Download or read book Craft Community and the Material Culture of Place and Politics 19th 20th Century written by Janice Helland and published by Routledge. This book was released on 2017-07-05 with total page 270 pages. Available in PDF, EPUB and Kindle. Book excerpt: Craft practice has a rich history and remains vibrant, sustaining communities while negotiating cultures within local or international contexts. More than two centuries of industrialization have not extinguished handmade goods; rather, the broader force of industrialization has redefined and continues to define the context of creation, deployment and use of craft objects.
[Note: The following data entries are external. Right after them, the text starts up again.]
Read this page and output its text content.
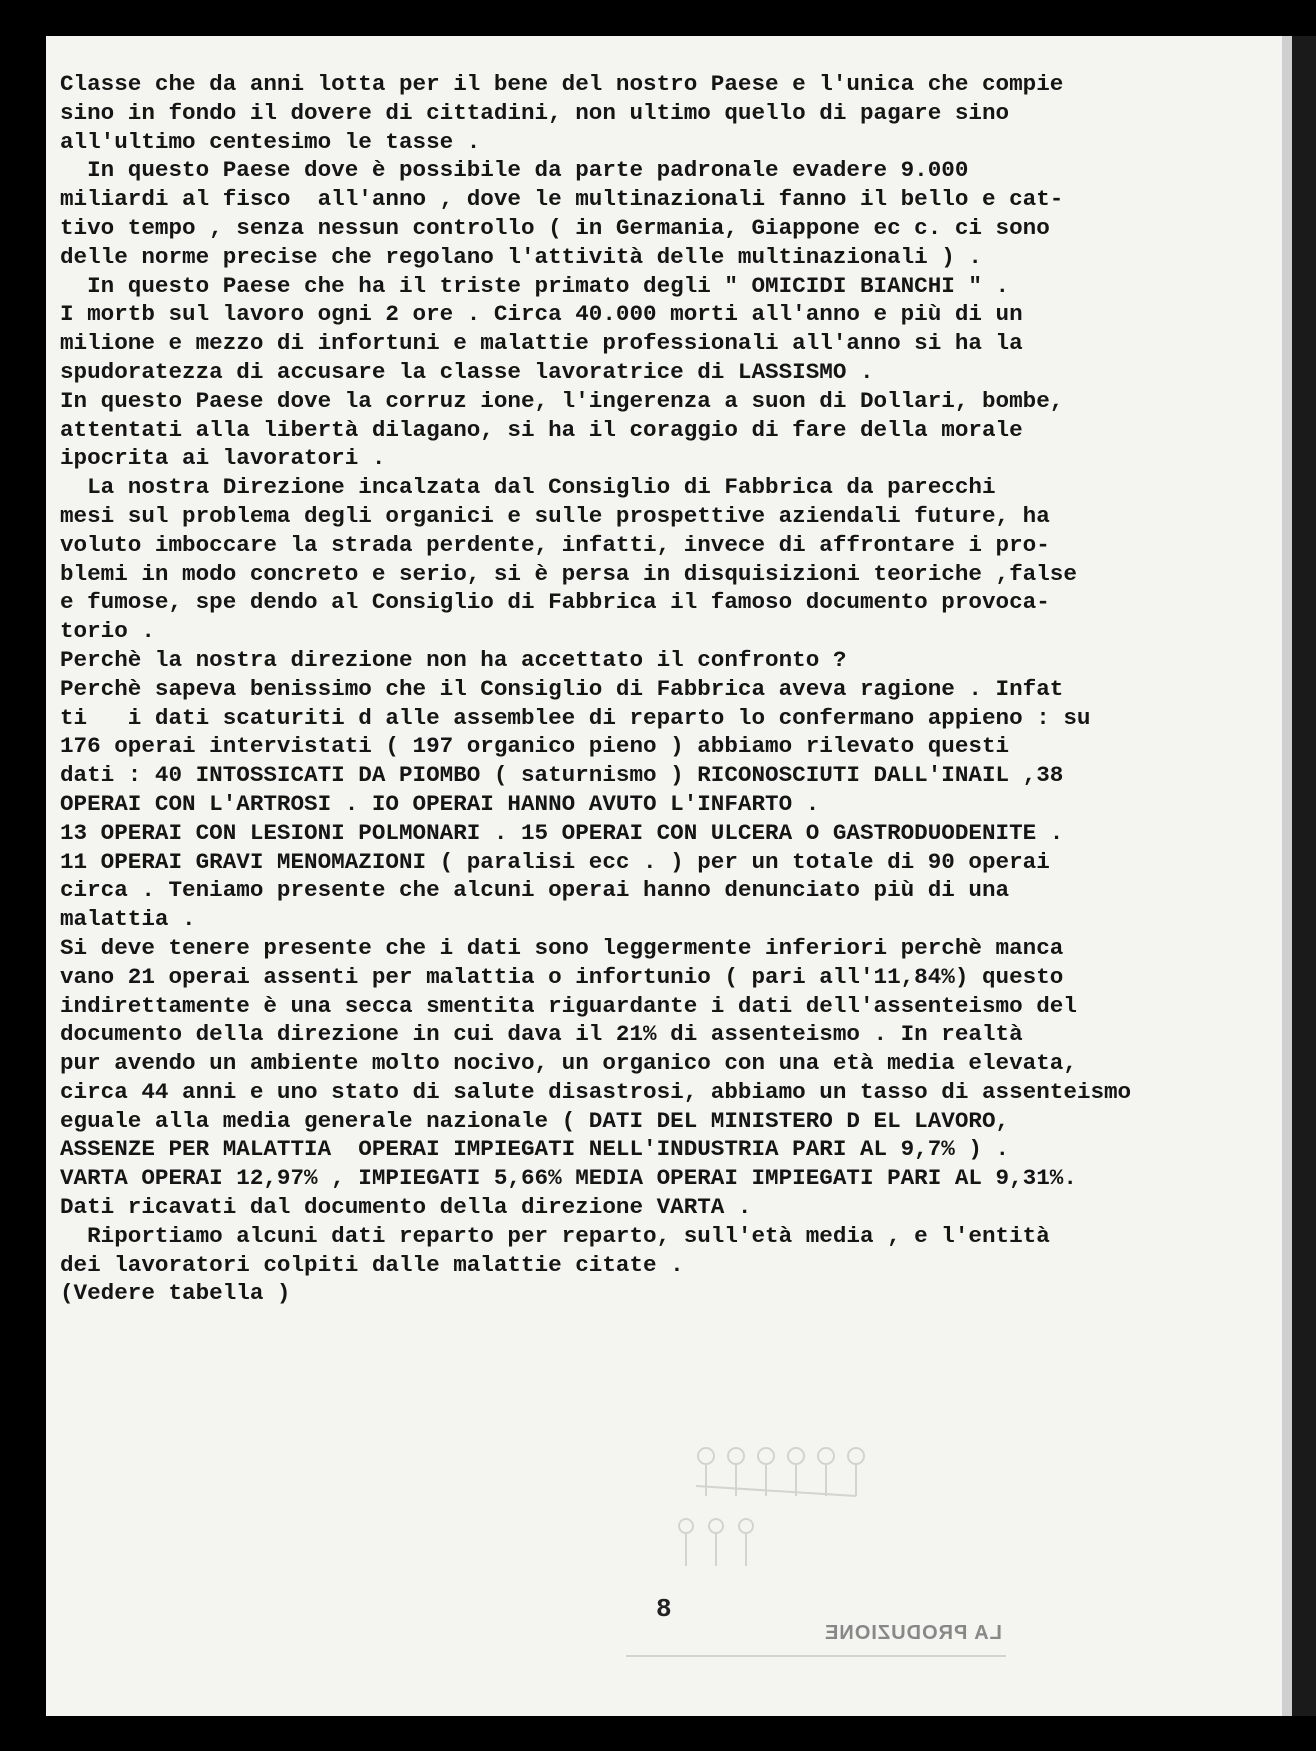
LA PRODUZIONE

Classe che da anni lotta per il bene del nostro Paese e l'unica che compie

sino in fondo il dovere di cittadini, non ultimo quello di pagare sino

all'ultimo centesimo le tasse .

In questo Paese dove è possibile da parte padronale evadere 9.000

miliardi al fisco  all'anno , dove le multinazionali fanno il bello e cat-

tivo tempo , senza nessun controllo ( in Germania, Giappone ec c. ci sono

delle norme precise che regolano l'attività delle multinazionali ) .

In questo Paese che ha il triste primato degli " OMICIDI BIANCHI " .

I mortb sul lavoro ogni 2 ore . Circa 40.000 morti all'anno e più di un

milione e mezzo di infortuni e malattie professionali all'anno si ha la

spudoratezza di accusare la classe lavoratrice di LASSISMO .

In questo Paese dove la corruz ione, l'ingerenza a suon di Dollari, bombe,

attentati alla libertà dilagano, si ha il coraggio di fare della morale

ipocrita ai lavoratori .

La nostra Direzione incalzata dal Consiglio di Fabbrica da parecchi

mesi sul problema degli organici e sulle prospettive aziendali future, ha

voluto imboccare la strada perdente, infatti, invece di affrontare i pro-

blemi in modo concreto e serio, si è persa in disquisizioni teoriche ,false

e fumose, spe dendo al Consiglio di Fabbrica il famoso documento provoca-

torio .

Perchè la nostra direzione non ha accettato il confronto ?

Perchè sapeva benissimo che il Consiglio di Fabbrica aveva ragione . Infat

ti   i dati scaturiti d alle assemblee di reparto lo confermano appieno : su

176 operai intervistati ( 197 organico pieno ) abbiamo rilevato questi

dati : 40 INTOSSICATI DA PIOMBO ( saturnismo ) RICONOSCIUTI DALL'INAIL ,38

OPERAI CON L'ARTROSI . IO OPERAI HANNO AVUTO L'INFARTO .

13 OPERAI CON LESIONI POLMONARI . 15 OPERAI CON ULCERA O GASTRODUODENITE .

11 OPERAI GRAVI MENOMAZIONI ( paralisi ecc . ) per un totale di 90 operai

circa . Teniamo presente che alcuni operai hanno denunciato più di una

malattia .

Si deve tenere presente che i dati sono leggermente inferiori perchè manca

vano 21 operai assenti per malattia o infortunio ( pari all'11,84%) questo

indirettamente è una secca smentita riguardante i dati dell'assenteismo del

documento della direzione in cui dava il 21% di assenteismo . In realtà

pur avendo un ambiente molto nocivo, un organico con una età media elevata,

circa 44 anni e uno stato di salute disastrosi, abbiamo un tasso di assenteismo

eguale alla media generale nazionale ( DATI DEL MINISTERO D EL LAVORO,

ASSENZE PER MALATTIA  OPERAI IMPIEGATI NELL'INDUSTRIA PARI AL 9,7% ) .

VARTA OPERAI 12,97% , IMPIEGATI 5,66% MEDIA OPERAI IMPIEGATI PARI AL 9,31%.

Dati ricavati dal documento della direzione VARTA .

Riportiamo alcuni dati reparto per reparto, sull'età media , e l'entità

dei lavoratori colpiti dalle malattie citate .

(Vedere tabella )

8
With object study at the core, this book brings together a collection of essays that address the past and present of craft production, its use and meaning within a range of community settings from the Huron Wendat of colonial Quebec to the Girls? Friendly Society of twentieth-century England. The making of handcrafted objects has and continues to flourish despite the powerful juggernaut of global industrialization, whether inspired by a calculated refutation of industrial sameness, an essential means to sustain a cultural community under threat, or a rejection of the imposed definitions by a dominant culture. The broader effects of urbanizing, imperial and globalizing projects shape the multiple contexts of interaction and resistance that can define craft ventures through place and time. By attending to the political histories of craft objects and their makers, over the last few centuries, these essays reveal the creative persistence of various hand mediums and the material debates they represented.